FrostyX / fedora-review-service

Fedora package reviews CI
9 stars 1 forks source link

Monitoring and health checks #26

Open FrostyX opened 1 year ago

FrostyX commented 1 year ago

I periodically log into OpenShift, open a shell inside the fedora-review-service container, and check if the service is still running. This needs to be automatized somehow. Maybe nagios? What options do we have for Fedora Communishift?

mavjs commented 1 year ago

Hi,

I came across the "Fedora Review Service" while looking at a package review request ticket. (Also it seems Fedora Communishift is no longer alive? as per https://fedoraproject.org/wiki/Infrastructure/Communishift)

Anyhow, although I do not know what you do inside the shell of the container to check if the service is still running, I was wondering if a combination of such probes described here: https://docs.openshift.com/container-platform/4.13/applications/application-health.html could work for your use case, perhaps? (Not a kubernetes/openshift expert, however, I have seen examples of health checks in pods/containers, and thought this could work as well.)
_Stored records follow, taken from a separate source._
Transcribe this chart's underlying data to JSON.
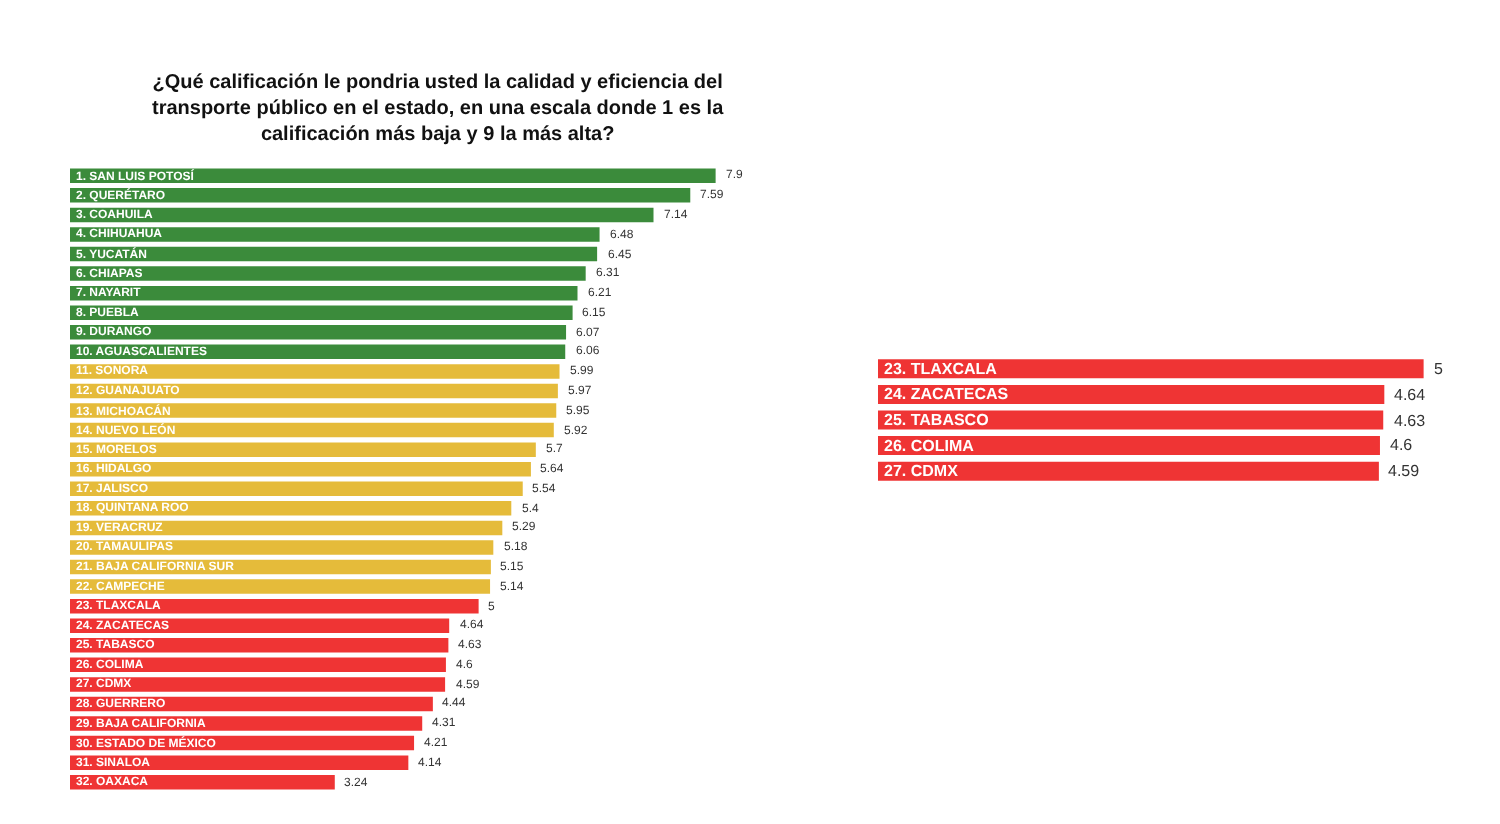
{
  "chart_data": [
    {
      "type": "bar",
      "orientation": "horizontal",
      "title": "¿Qué calificación le pondria usted la calidad y eficiencia del transporte público en el estado, en una escala donde 1 es la calificación más baja y 9 la más alta?",
      "categories": [
        "1. SAN LUIS POTOSÍ",
        "2. QUERÉTARO",
        "3. COAHUILA",
        "4. CHIHUAHUA",
        "5. YUCATÁN",
        "6. CHIAPAS",
        "7. NAYARIT",
        "8. PUEBLA",
        "9. DURANGO",
        "10. AGUASCALIENTES",
        "11. SONORA",
        "12. GUANAJUATO",
        "13. MICHOACÁN",
        "14. NUEVO LEÓN",
        "15. MORELOS",
        "16. HIDALGO",
        "17. JALISCO",
        "18. QUINTANA ROO",
        "19. VERACRUZ",
        "20. TAMAULIPAS",
        "21. BAJA CALIFORNIA SUR",
        "22. CAMPECHE",
        "23. TLAXCALA",
        "24. ZACATECAS",
        "25. TABASCO",
        "26. COLIMA",
        "27. CDMX",
        "28. GUERRERO",
        "29. BAJA CALIFORNIA",
        "30. ESTADO DE MÉXICO",
        "31. SINALOA",
        "32. OAXACA"
      ],
      "values": [
        7.9,
        7.59,
        7.14,
        6.48,
        6.45,
        6.31,
        6.21,
        6.15,
        6.07,
        6.06,
        5.99,
        5.97,
        5.95,
        5.92,
        5.7,
        5.64,
        5.54,
        5.4,
        5.29,
        5.18,
        5.15,
        5.14,
        5,
        4.64,
        4.63,
        4.6,
        4.59,
        4.44,
        4.31,
        4.21,
        4.14,
        3.24
      ],
      "colors": [
        "#3b8b3b",
        "#3b8b3b",
        "#3b8b3b",
        "#3b8b3b",
        "#3b8b3b",
        "#3b8b3b",
        "#3b8b3b",
        "#3b8b3b",
        "#3b8b3b",
        "#3b8b3b",
        "#e5bb3a",
        "#e5bb3a",
        "#e5bb3a",
        "#e5bb3a",
        "#e5bb3a",
        "#e5bb3a",
        "#e5bb3a",
        "#e5bb3a",
        "#e5bb3a",
        "#e5bb3a",
        "#e5bb3a",
        "#e5bb3a",
        "#ef3434",
        "#ef3434",
        "#ef3434",
        "#ef3434",
        "#ef3434",
        "#ef3434",
        "#ef3434",
        "#ef3434",
        "#ef3434",
        "#ef3434"
      ],
      "data_labels": true,
      "tick_labels": false
    },
    {
      "type": "bar",
      "orientation": "horizontal",
      "categories": [
        "23. TLAXCALA",
        "24. ZACATECAS",
        "25. TABASCO",
        "26. COLIMA",
        "27. CDMX"
      ],
      "values": [
        5,
        4.64,
        4.63,
        4.6,
        4.59
      ],
      "colors": [
        "#ef3434",
        "#ef3434",
        "#ef3434",
        "#ef3434",
        "#ef3434"
      ],
      "data_labels": true,
      "tick_labels": false
    }
  ]
}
FrostyX commented 1 year ago

Hello @mavjs,

It is possible I confused the OpenShift instance. Anyway, it is this one:

I was wondering if a combination of such probes described here: https://docs.openshift.com/container-platform/4.13/applications/application-health.html could work for your use case, perhaps?
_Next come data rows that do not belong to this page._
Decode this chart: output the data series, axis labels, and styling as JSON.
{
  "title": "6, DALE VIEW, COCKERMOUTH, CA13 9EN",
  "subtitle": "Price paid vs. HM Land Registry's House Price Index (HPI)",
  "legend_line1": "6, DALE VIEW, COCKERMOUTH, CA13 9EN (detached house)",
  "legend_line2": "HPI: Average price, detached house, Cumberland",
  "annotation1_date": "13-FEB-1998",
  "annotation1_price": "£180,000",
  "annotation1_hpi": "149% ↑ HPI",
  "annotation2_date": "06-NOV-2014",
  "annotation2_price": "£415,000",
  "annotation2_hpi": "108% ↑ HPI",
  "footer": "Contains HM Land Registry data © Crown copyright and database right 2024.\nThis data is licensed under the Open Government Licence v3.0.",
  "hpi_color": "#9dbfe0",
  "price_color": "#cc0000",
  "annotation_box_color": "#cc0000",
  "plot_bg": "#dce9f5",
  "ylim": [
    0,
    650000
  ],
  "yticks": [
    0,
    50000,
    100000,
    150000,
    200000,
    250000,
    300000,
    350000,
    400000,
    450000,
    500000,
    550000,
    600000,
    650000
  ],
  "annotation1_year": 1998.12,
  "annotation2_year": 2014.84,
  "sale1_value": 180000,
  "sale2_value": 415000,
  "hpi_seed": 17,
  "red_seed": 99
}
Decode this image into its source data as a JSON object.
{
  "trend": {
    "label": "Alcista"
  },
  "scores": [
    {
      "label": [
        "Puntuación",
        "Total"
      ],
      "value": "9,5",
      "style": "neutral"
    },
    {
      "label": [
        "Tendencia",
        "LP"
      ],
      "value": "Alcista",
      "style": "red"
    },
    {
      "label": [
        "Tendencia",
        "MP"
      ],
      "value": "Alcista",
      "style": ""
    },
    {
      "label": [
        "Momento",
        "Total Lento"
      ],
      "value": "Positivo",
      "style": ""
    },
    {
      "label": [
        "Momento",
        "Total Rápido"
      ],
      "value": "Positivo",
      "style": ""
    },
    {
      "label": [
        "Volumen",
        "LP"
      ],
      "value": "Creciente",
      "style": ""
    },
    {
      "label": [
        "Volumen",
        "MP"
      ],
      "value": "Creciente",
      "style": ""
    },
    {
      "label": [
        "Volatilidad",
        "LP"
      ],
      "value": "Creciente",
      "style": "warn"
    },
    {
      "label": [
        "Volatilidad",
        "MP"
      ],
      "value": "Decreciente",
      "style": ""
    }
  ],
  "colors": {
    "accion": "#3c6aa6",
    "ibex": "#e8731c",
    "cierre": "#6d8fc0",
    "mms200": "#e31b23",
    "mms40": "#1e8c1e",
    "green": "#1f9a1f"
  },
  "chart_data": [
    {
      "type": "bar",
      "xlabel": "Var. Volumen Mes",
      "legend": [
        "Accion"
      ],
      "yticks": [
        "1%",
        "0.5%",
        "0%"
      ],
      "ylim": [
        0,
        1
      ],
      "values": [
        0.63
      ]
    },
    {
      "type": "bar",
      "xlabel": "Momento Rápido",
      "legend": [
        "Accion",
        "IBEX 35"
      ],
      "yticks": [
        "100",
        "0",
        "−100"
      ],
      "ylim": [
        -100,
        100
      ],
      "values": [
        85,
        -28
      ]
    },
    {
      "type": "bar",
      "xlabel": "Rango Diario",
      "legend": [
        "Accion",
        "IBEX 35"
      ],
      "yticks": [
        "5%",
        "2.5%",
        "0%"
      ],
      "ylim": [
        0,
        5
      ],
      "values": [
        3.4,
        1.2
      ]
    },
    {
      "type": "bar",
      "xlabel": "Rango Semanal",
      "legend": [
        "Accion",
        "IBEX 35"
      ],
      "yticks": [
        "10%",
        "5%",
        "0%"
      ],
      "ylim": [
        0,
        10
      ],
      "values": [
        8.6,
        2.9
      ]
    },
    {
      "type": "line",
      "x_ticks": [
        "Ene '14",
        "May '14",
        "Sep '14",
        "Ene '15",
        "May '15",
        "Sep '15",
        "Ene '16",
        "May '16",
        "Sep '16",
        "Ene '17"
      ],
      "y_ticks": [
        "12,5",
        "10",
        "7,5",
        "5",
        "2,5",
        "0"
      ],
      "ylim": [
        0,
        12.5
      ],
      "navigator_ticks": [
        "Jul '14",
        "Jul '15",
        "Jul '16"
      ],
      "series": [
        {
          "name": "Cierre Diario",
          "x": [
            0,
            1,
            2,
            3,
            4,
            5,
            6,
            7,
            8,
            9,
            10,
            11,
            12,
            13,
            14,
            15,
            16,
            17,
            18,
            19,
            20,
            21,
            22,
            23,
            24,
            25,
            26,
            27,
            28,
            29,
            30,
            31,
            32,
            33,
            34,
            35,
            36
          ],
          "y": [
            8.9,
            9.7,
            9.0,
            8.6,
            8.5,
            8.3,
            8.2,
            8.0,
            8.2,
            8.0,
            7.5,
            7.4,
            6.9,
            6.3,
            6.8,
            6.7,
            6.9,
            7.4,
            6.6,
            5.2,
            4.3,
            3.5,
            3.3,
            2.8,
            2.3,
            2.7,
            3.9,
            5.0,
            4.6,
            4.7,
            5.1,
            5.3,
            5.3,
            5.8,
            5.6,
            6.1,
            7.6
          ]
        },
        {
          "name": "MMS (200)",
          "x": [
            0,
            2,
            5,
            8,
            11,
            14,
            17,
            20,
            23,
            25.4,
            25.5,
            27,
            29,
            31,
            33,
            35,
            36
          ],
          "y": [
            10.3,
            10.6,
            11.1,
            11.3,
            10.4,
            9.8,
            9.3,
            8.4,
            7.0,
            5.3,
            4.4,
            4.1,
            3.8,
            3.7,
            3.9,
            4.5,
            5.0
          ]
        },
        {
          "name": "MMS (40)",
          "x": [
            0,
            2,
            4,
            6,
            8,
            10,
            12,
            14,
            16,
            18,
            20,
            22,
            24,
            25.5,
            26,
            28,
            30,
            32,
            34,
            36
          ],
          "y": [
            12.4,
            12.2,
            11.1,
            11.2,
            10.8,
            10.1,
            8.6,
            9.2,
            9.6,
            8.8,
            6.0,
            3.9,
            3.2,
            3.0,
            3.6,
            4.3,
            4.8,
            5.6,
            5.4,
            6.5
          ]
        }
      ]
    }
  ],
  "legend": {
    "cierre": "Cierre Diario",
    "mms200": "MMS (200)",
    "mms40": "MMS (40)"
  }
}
I hope so, this looks good. But we need to figure out what commands to run to verify if the service is healthy. I think maybe something to:

  1. See if the fedora-review-process is running
  2. Check if Copr/Bugzilla/Pagure tokens are not expired
  3. Check if there are reasonably recent entries in the fedora-review-service.log file
  4. Mabe something else?
FrostyX commented 1 day ago

To get a Nagios monitoring from Fedora Infra, we will need to migrate from CommuniShift to the Fedora production OpenShift instance.
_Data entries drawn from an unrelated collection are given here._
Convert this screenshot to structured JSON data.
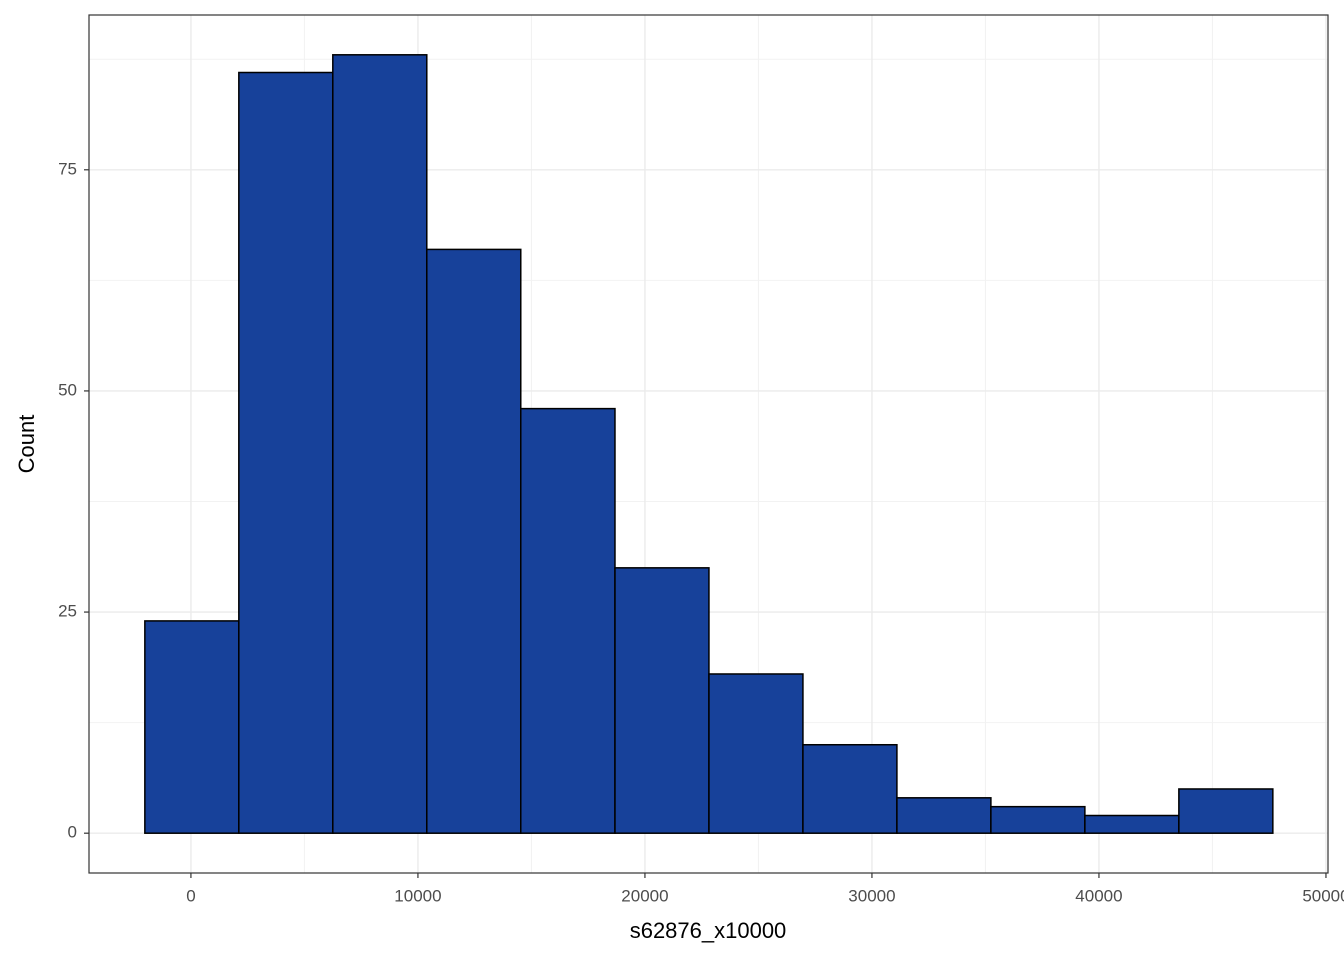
{
  "chart_data": {
    "type": "histogram",
    "x_label": "s62876_x10000",
    "y_label": "Count",
    "bins": [
      -2030,
      2110,
      6250,
      10390,
      14530,
      18680,
      22820,
      26960,
      31100,
      35240,
      39380,
      43520,
      47660
    ],
    "values": [
      24,
      86,
      88,
      66,
      48,
      30,
      18,
      10,
      4,
      3,
      2,
      5
    ],
    "color": "#17419a",
    "xlim": [
      -4490,
      50090
    ],
    "xticks": [
      0,
      10000,
      20000,
      30000,
      40000,
      50000
    ],
    "ylim": [
      -4.5,
      92.5
    ],
    "yticks": [
      0,
      25,
      50,
      75
    ],
    "grid": true
  }
}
https://lists.fedoraproject.org/archives/list/devel@lists.fedoraproject.org/thread/ST4TOGK2OHLOKGVXE2JCSX4XS6NXQBDP/#ST4TOGK2OHLOKGVXE2JCSX4XS6NXQBDP

We want to do that regarless, but the move isn't trivial. We will have to move our YAML files to the ansible repository, etc.

On an unrelated note, I at least configured Sentry monitoring, so that I get notified about new errors.